Business Combination
Logotype for Tate & Lyle plc

Tate & Lyle (TATE) Business Combination summary

Event summary combining transcript, slides, and related documents.

Logotype for Tate & Lyle plc

Business Combination summary

3 Feb, 2026

Deal rationale and strategic fit

  • The acquisition creates a global leader in specialty food and beverage solutions, accelerating transformation toward growth-focused, health-driven markets and enhancing leadership in sweetening, mouthfeel, and fortification.

  • Combines highly complementary portfolios, expanding offerings in beverage, dairy, soups/sauces/dressings, and bakery/snacks, and strengthens R&D and innovation capabilities.

  • Deepens presence in fast-growing markets across Asia, Middle East, Africa, and Latin America, with 35% of combined revenue from these regions.

  • Shared purpose, values, and culture, with a strong commitment to sustainability, science, and social impact.
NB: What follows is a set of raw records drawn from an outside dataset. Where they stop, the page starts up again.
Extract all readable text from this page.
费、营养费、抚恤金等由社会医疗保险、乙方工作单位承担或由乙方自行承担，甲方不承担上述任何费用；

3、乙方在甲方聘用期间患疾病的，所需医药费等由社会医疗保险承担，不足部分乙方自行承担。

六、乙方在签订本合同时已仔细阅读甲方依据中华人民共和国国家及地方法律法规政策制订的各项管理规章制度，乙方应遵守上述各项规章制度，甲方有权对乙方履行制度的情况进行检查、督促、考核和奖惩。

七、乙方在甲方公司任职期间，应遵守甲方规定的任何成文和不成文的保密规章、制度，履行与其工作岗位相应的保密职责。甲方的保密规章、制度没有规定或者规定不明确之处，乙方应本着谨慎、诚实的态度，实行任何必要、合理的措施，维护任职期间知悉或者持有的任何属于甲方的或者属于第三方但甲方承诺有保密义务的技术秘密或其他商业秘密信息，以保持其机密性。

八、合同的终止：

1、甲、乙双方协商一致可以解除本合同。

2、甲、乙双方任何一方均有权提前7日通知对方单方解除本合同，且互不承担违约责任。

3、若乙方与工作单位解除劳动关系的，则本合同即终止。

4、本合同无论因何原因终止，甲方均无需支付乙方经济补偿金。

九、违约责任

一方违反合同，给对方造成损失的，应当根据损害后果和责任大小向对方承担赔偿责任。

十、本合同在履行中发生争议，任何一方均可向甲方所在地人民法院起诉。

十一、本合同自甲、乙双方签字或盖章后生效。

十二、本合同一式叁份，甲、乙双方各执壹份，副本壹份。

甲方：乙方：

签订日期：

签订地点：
  • Addresses a $19 billion specialty ingredients market growing at 6% CAGR.

Financial terms and conditions

  • Total consideration is $1.8 billion: $1.15 billion in cash, 75 million new shares to Huber valued at up to $645 million, and up to 10 million additional shares as deferred consideration based on share price performance two years post-completion.
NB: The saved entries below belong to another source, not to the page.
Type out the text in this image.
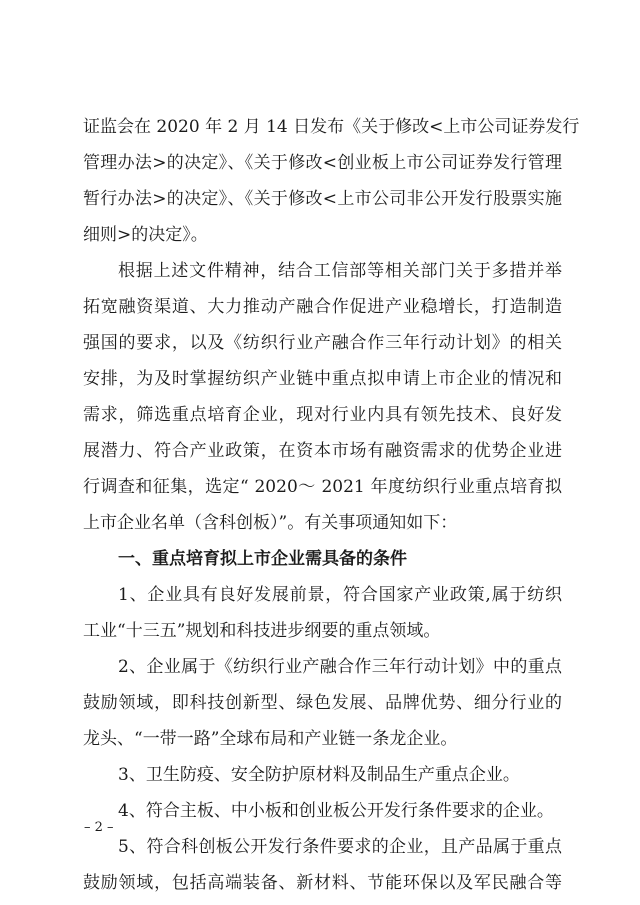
证监会在 2020 年 2 月 14 日发布《关于修改<上市公司证券发行
管理办法>的决定》、《关于修改<创业板上市公司证券发行管理
暂行办法>的决定》、《关于修改<上市公司非公开发行股票实施
细则>的决定》。
根据上述文件精神，结合工信部等相关部门关于多措并举
拓宽融资渠道、大力推动产融合作促进产业稳增长，打造制造
强国的要求，以及《纺织行业产融合作三年行动计划》的相关
安排，为及时掌握纺织产业链中重点拟申请上市企业的情况和
需求，筛选重点培育企业，现对行业内具有领先技术、良好发
展潜力、符合产业政策，在资本市场有融资需求的优势企业进
行调查和征集，选定“ 2020～ 2021 年度纺织行业重点培育拟
上市企业名单（含科创板）”。有关事项通知如下：
一、重点培育拟上市企业需具备的条件
1、企业具有良好发展前景，符合国家产业政策,属于纺织
工业“十三五”规划和科技进步纲要的重点领域。
2、企业属于《纺织行业产融合作三年行动计划》中的重点
鼓励领域，即科技创新型、绿色发展、品牌优势、细分行业的
龙头、“一带一路”全球布局和产业链一条龙企业。
3、卫生防疫、安全防护原材料及制品生产重点企业。
4、符合主板、中小板和创业板公开发行条件要求的企业。
5、符合科创板公开发行条件要求的企业，且产品属于重点
鼓励领域，包括高端装备、新材料、节能环保以及军民融合等
– 2 –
  • Headline consideration represents 10x CP Kelco's 2023 adjusted EBITDA, including run-rate cost synergies.

  • Cash portion funded by new and existing debt facilities, a $600 million bridge facility, and a $300 million term loan.

  • Huber will become a long-term shareholder (~16%) and can appoint up to two non-executive directors.
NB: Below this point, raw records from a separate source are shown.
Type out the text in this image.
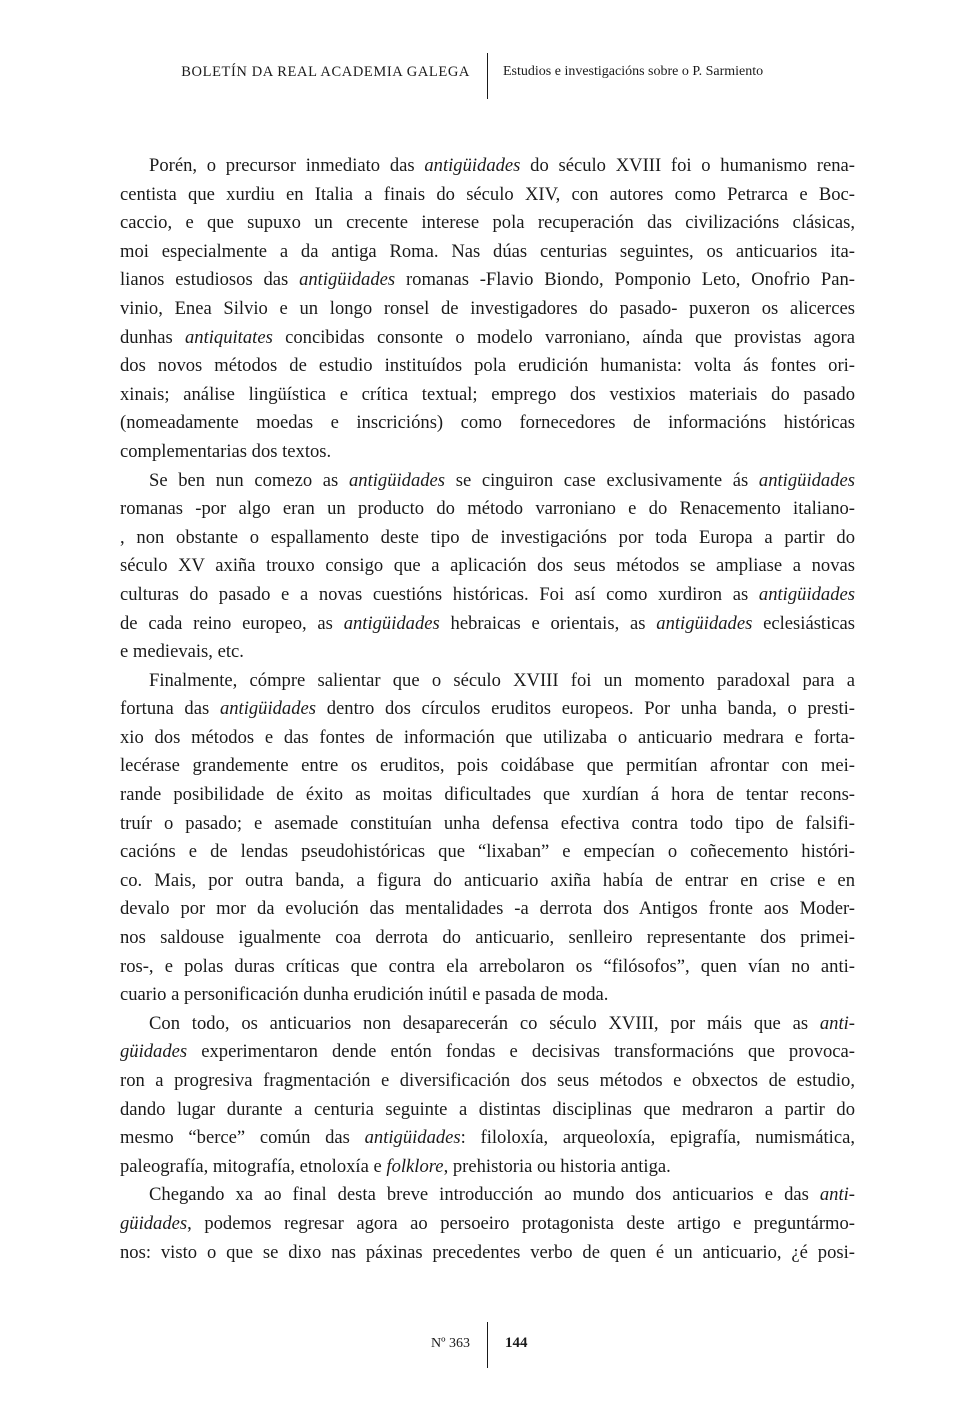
BOLETÍN DA REAL ACADEMIA GALEGA Estudios e investigacións sobre o P. Sarmiento
Porén, o precursor inmediato das antigüidades do século XVIII foi o humanismo rena-
centista que xurdiu en Italia a finais do século XIV, con autores como Petrarca e Boc-
caccio, e que supuxo un crecente interese pola recuperación das civilizacións clásicas,
moi especialmente a da antiga Roma. Nas dúas centurias seguintes, os anticuarios ita-
lianos estudiosos das antigüidades romanas -Flavio Biondo, Pomponio Leto, Onofrio Pan-
vinio, Enea Silvio e un longo ronsel de investigadores do pasado- puxeron os alicerces
dunhas antiquitates concibidas consonte o modelo varroniano, aínda que provistas agora
dos novos métodos de estudio instituídos pola erudición humanista: volta ás fontes ori-
xinais; análise lingüística e crítica textual; emprego dos vestixios materiais do pasado
(nomeadamente moedas e inscricións) como fornecedores de informacións históricas
complementarias dos textos.
Se ben nun comezo as antigüidades se cinguiron case exclusivamente ás antigüidades
romanas -por algo eran un producto do método varroniano e do Renacemento italiano-
, non obstante o espallamento deste tipo de investigacións por toda Europa a partir do
século XV axiña trouxo consigo que a aplicación dos seus métodos se ampliase a novas
culturas do pasado e a novas cuestións históricas. Foi así como xurdiron as antigüidades
de cada reino europeo, as antigüidades hebraicas e orientais, as antigüidades eclesiásticas
e medievais, etc.
Finalmente, cómpre salientar que o século XVIII foi un momento paradoxal para a
fortuna das antigüidades dentro dos círculos eruditos europeos. Por unha banda, o presti-
xio dos métodos e das fontes de información que utilizaba o anticuario medrara e forta-
lecérase grandemente entre os eruditos, pois coidábase que permitían afrontar con mei-
rande posibilidade de éxito as moitas dificultades que xurdían á hora de tentar recons-
truír o pasado; e asemade constituían unha defensa efectiva contra todo tipo de falsifi-
cacións e de lendas pseudohistóricas que “lixaban” e empecían o coñecemento históri-
co. Mais, por outra banda, a figura do anticuario axiña había de entrar en crise e en
devalo por mor da evolución das mentalidades -a derrota dos Antigos fronte aos Moder-
nos saldouse igualmente coa derrota do anticuario, senlleiro representante dos primei-
ros-, e polas duras críticas que contra ela arrebolaron os “filósofos”, quen vían no anti-
cuario a personificación dunha erudición inútil e pasada de moda.
Con todo, os anticuarios non desaparecerán co século XVIII, por máis que as anti-
güidades experimentaron dende entón fondas e decisivas transformacións que provoca-
ron a progresiva fragmentación e diversificación dos seus métodos e obxectos de estudio,
dando lugar durante a centuria seguinte a distintas disciplinas que medraron a partir do
mesmo “berce” común das antigüidades: filoloxía, arqueoloxía, epigrafía, numismática,
paleografía, mitografía, etnoloxía e folklore, prehistoria ou historia antiga.
Chegando xa ao final desta breve introducción ao mundo dos anticuarios e das anti-
güidades, podemos regresar agora ao persoeiro protagonista deste artigo e preguntármo-
nos: visto o que se dixo nas páxinas precedentes verbo de quen é un anticuario, ¿é posi-
Nº 363 144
  • Share buyback program of $270 million to commence immediately.

Synergies and expected cost savings

  • Targeted run-rate cost synergies of at least $50 million by the end of the second full financial year post-completion, with 50–60% realized in the first year.

  • Revenue synergies targeted at up to 10% of CP Kelco’s revenue over the medium term.

  • Cost to deliver synergies estimated at $75 million, front-loaded in year one.